Late Jurassic Granitoids in Mufushan Complex and Their Significance for the Mesozoic Tectonic Evolution of Eastern South China

The Mesozoic tectono-thermal evolution of eastern South China plays an important role in forming the abundant magmatic rocks and associated giant polymetallic deposits. The middle-late Mesozoic granitoids in Mufushan and adjacent regions (e.g., Lianyunshan, Wangxiang, Taohuahsan, etc) represent the western front of the southeast China magmatic province. New zircon U-Pb dating suggests that the Mufushan two-mica monzogranites were emplaced at 149–144 Ma, a short time after the ~152 Ma granodiorites. These late Jurassic granitic magmas share broad similarities in geochemical-isotopic characteristics, with significant enrichment in LREE and LILE (e.g., Ba, Rb, Th, and K), depletion in some HFSE (e.g., Nb, Ta, Ti, and P) and positive Pb anomalies, comparable to those of arc-type rocks. The presence of Neoproterozoic zircons within the Mesozoic magmatic rocks indicates a certain amount of ancient material involved in the genesis of the magmas, suggesting a significant contribution from partial melting of the Neoproterozoic volcanic-sedimentary sequences to the middle-late Mesozoic granitoids. The two-mica monzogranites have εHf(t) values ranging from −13.4 to +3.5, overlapping with those of the granodiorites (−11.3 to +6.6), but both are lower than contemporaneous diorites (−2.4 to +0.59), suggesting a greater incorporation of enriched materials into the source for the granitoids. The two-mica monzogranites and granodiorites have εNd(t) values ranging from -10 to -8.8 and -7.9, with corresponding two-stage Nd model ages of 1.7–1.6 Ga and 1.6 Ga, respectively, falling within their Hf model ages which have two-stage Hf model ages of 2.0–1.4 Ga and 1.8–1.4 Ga, respectively. Compared with the geochemical and isotopic compositions of the coeval magmatic rocks in eastern South China, we favor that the late Jurassic Mufushan granodiorites evolved from variable mixing and differentiation of the diorites and granitoids, accompanied by other processes such as continuous magma assimilation.
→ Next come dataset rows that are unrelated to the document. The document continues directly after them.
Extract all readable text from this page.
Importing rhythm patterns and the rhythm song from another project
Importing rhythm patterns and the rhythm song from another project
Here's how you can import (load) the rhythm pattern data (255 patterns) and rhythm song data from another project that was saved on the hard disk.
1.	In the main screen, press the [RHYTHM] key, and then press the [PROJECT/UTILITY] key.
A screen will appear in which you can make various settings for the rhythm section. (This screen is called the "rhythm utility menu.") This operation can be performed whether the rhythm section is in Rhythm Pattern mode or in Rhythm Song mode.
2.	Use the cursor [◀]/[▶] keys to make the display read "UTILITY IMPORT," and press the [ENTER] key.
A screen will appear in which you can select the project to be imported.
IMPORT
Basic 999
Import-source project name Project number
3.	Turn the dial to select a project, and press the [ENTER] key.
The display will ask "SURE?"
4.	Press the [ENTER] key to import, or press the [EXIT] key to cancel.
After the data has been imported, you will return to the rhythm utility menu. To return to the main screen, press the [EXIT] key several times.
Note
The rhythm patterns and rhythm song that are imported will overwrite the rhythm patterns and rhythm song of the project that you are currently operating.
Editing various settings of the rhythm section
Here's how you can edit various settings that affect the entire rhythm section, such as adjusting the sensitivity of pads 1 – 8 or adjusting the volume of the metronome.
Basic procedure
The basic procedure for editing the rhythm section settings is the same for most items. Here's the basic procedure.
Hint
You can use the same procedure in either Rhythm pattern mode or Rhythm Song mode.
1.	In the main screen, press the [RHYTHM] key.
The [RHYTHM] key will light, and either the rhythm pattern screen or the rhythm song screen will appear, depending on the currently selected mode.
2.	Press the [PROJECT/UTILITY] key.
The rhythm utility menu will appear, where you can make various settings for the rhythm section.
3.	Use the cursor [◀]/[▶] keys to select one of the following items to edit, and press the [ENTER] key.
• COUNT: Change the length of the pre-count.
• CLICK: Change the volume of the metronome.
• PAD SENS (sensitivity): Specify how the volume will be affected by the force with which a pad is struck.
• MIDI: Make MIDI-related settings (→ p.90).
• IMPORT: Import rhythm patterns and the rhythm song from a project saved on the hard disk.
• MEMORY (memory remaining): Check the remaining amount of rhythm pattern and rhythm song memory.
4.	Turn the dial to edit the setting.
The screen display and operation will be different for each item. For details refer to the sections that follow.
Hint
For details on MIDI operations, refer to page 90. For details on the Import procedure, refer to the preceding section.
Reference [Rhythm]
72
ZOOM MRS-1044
The well-developed early Cretaceous A-type granitic rocks in eastern South China reflect a dominant extensional tectonic regime induced by slab roll-back of the Izanagi plate. The involvement of subduction-related melts facilitated the underplating of mantle-derived magma and crustal heating, triggering large-scale partial melting of the lithosphere and magma enrichment, as well as the polymetallic deposits in eastern South China.